PITTSBURGH (KDKA) – You would be hard pressed to find a traditional student at Rosedale Technical College.

“They range in age from 18 to into their 60s. We have people coming right out of high school and we are actually growing the number of students coming right out of high school and into Rosedale. We’ve been doing really well with that. We are expanding our reach. We are going out to Cincinnati, Philadelphia, Buffalo. We have something really special to offer here,” Rosedale Technical College President Dennis Wilkie said.

Part of that offering is their job fair, which matches students with potential employers.

“It’s just so nice that Rosedale can do this for us where we have all these employers here and we can chose the job that we want,” Derek Rose said.

“Hopefully, I will get a few job offers. I do have a couple interviews lined up for today, and just learn more about possible jobs that are out there that I could apply for,” Jared Colalella said.

HVAC, diesel, industrial tech, or electrical — there are many choices for students who choose RTC.

“I came in only knowing how to change a tire. So, like right now, I am in transmissions. I am on my second tranny that I have already helped to take out, disassemble, reassemble and we are going to be putting it back in the truck tomorrow,” Jessica Gazvoda said.

“I am looking for something that is really going to help me get into a job that I’m not going to get laid off from and if I do, I’ll be able to maybe even work for myself if that happens,” Vicki Jones said.

There are about 400 students at Rosedale. Some may not know what they want to study when they get there, but when they are done, they don’t have to question about finding a job because 92 percent are placed upon graduation.

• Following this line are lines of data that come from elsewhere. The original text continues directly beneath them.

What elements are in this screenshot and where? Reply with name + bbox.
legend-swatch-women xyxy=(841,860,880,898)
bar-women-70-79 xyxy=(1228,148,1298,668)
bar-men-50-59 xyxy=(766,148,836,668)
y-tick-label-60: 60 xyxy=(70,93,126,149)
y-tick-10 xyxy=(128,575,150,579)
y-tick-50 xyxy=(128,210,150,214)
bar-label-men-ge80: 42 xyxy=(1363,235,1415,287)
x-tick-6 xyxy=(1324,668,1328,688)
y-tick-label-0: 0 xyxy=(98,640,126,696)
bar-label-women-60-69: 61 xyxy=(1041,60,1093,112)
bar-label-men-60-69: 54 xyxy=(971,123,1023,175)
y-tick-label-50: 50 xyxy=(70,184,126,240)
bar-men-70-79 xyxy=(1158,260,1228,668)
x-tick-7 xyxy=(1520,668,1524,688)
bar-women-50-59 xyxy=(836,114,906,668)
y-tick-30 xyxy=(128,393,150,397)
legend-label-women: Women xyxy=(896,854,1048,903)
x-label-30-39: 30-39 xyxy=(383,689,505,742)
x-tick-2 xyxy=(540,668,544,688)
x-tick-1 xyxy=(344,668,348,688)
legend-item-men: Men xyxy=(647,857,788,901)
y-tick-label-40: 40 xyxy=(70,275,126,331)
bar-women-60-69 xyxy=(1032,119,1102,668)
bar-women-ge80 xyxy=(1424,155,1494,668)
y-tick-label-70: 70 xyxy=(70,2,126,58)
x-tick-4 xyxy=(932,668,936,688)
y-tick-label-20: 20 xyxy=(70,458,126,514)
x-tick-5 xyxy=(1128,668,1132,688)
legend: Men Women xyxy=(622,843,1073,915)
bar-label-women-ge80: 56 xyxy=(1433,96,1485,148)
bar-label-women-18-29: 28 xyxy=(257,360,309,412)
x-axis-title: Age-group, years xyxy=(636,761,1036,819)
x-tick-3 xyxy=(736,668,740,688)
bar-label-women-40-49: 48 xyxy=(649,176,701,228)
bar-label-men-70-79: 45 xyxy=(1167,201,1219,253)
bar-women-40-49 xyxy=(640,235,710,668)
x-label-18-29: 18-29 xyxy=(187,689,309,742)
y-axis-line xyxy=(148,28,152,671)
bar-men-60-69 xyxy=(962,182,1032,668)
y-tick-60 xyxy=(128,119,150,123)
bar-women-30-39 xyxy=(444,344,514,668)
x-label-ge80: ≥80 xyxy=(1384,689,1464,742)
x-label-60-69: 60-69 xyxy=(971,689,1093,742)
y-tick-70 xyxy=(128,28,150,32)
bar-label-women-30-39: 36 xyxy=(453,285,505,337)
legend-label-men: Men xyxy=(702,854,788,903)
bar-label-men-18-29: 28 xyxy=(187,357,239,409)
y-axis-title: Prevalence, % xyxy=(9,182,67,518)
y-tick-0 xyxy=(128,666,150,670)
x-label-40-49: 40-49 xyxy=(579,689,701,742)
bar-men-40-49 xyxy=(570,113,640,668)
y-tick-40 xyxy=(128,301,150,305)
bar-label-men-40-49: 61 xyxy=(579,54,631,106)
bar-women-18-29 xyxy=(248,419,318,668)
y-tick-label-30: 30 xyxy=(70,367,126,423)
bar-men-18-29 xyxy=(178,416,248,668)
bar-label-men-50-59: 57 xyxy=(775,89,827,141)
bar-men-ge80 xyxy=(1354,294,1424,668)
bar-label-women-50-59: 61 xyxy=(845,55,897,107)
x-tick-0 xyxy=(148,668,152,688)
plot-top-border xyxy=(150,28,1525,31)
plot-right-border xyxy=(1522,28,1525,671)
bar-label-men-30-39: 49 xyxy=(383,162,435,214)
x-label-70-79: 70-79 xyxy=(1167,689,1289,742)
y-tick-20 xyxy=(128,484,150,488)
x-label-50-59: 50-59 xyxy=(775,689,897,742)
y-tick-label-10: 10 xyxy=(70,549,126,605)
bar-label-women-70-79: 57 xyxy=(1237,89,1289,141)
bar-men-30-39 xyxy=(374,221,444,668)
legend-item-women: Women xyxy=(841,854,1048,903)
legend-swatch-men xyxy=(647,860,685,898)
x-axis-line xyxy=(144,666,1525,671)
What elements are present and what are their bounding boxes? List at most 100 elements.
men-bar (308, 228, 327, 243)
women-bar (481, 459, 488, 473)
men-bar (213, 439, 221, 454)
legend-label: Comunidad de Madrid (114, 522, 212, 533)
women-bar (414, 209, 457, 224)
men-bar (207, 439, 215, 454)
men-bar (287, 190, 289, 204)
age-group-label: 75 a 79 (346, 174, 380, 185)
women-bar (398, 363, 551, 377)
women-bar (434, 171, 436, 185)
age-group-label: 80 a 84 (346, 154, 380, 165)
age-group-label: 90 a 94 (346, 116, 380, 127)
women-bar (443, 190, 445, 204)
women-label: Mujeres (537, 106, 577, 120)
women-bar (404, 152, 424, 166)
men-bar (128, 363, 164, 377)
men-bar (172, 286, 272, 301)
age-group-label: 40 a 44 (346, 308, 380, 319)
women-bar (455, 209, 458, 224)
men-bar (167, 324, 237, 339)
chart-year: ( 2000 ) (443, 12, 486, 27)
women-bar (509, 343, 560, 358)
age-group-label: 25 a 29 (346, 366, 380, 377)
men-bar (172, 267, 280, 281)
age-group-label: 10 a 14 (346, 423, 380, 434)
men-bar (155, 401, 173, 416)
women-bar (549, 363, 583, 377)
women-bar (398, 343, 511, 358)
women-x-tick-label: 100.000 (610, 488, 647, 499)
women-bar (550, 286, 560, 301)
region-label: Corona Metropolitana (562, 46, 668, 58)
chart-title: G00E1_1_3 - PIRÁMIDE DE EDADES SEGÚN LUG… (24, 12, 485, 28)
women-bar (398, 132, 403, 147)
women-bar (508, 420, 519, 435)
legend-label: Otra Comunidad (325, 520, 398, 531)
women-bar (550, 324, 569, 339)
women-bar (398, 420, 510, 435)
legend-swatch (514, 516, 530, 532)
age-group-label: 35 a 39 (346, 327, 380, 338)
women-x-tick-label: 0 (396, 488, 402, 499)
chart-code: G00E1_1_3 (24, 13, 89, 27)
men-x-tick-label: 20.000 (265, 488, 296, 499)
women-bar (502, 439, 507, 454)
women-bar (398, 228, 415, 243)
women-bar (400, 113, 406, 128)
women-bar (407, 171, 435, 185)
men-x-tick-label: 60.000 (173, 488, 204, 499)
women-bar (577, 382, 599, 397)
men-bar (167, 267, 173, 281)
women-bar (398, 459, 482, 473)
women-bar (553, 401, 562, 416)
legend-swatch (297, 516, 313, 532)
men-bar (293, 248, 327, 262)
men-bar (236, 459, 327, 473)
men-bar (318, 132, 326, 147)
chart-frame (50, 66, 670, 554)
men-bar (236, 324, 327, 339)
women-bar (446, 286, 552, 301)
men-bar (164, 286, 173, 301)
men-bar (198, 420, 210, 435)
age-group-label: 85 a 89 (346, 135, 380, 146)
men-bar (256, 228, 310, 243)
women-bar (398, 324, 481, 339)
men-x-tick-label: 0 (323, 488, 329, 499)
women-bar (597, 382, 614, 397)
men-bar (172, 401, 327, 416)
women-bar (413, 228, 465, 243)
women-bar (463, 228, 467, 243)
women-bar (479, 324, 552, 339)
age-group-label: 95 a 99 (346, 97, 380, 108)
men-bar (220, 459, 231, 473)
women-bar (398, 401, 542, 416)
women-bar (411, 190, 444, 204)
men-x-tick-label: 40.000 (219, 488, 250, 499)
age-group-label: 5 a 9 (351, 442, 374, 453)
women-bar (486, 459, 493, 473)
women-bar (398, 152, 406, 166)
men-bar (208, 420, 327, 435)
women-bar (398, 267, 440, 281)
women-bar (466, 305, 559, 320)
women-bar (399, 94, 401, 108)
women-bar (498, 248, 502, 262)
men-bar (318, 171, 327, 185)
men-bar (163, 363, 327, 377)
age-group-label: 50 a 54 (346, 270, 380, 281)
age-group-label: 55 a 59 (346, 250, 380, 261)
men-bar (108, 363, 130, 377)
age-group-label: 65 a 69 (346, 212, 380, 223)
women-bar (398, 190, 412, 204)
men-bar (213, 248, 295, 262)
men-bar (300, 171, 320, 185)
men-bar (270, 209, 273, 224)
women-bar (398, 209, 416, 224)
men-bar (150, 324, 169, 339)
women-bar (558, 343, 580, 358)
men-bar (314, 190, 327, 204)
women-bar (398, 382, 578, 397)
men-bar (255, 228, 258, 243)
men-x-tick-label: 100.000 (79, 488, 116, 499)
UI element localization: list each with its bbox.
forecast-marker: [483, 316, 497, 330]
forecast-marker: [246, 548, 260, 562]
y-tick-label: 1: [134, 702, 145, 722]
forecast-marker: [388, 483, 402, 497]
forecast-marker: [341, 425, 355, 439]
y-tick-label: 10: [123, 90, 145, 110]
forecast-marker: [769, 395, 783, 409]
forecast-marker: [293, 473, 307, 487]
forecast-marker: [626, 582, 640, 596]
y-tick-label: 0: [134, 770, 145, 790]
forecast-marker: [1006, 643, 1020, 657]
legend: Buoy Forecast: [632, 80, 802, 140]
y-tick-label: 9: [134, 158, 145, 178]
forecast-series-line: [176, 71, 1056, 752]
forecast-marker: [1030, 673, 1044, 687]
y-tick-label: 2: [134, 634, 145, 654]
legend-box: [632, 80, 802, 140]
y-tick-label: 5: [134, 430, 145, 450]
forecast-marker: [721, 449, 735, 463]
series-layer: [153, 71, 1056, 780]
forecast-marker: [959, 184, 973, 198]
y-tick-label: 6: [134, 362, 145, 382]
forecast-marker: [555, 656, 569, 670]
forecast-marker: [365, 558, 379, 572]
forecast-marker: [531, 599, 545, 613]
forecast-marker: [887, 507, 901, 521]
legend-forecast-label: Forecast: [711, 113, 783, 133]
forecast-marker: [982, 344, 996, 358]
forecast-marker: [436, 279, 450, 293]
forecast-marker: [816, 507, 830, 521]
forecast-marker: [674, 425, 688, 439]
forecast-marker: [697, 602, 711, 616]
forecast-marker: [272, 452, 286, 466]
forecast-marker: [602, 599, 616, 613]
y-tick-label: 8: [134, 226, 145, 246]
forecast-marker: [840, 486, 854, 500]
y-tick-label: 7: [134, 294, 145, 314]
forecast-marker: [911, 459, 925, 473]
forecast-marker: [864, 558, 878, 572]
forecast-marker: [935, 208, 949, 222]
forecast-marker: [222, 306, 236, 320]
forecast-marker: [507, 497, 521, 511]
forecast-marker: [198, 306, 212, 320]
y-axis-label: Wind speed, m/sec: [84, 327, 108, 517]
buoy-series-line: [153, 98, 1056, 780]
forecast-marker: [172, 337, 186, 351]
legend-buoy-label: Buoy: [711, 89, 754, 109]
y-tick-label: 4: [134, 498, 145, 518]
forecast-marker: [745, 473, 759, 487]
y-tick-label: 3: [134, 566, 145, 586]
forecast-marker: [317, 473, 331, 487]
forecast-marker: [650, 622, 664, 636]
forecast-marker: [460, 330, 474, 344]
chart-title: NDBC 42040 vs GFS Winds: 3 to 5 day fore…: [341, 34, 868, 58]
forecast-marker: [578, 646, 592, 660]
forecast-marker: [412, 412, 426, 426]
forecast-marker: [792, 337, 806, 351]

“It’s a good boot camp to get them started especially in careers going forward,” Bryce McLay, of Advance Auto Parts, said.

“I work with them with their soft skills, their resume building — things like that. I see things on their resumes that might not need to be there or might need to be tweaked a little bit,” Nicole Zurcher, of Express Employment Professionals, said.

At least one employer says simply getting the degree is only one third of the process.

“The next third is the first couple of years in the job because there is so much to learn there and then the last third is the rest of their career,” Bob Boyle, of J.A. Sauer Co., said.

“It’s all about what you want to do. It’s all about how you take that step to further your education and what you want in life so, they give you that shot here,” William Lewis said.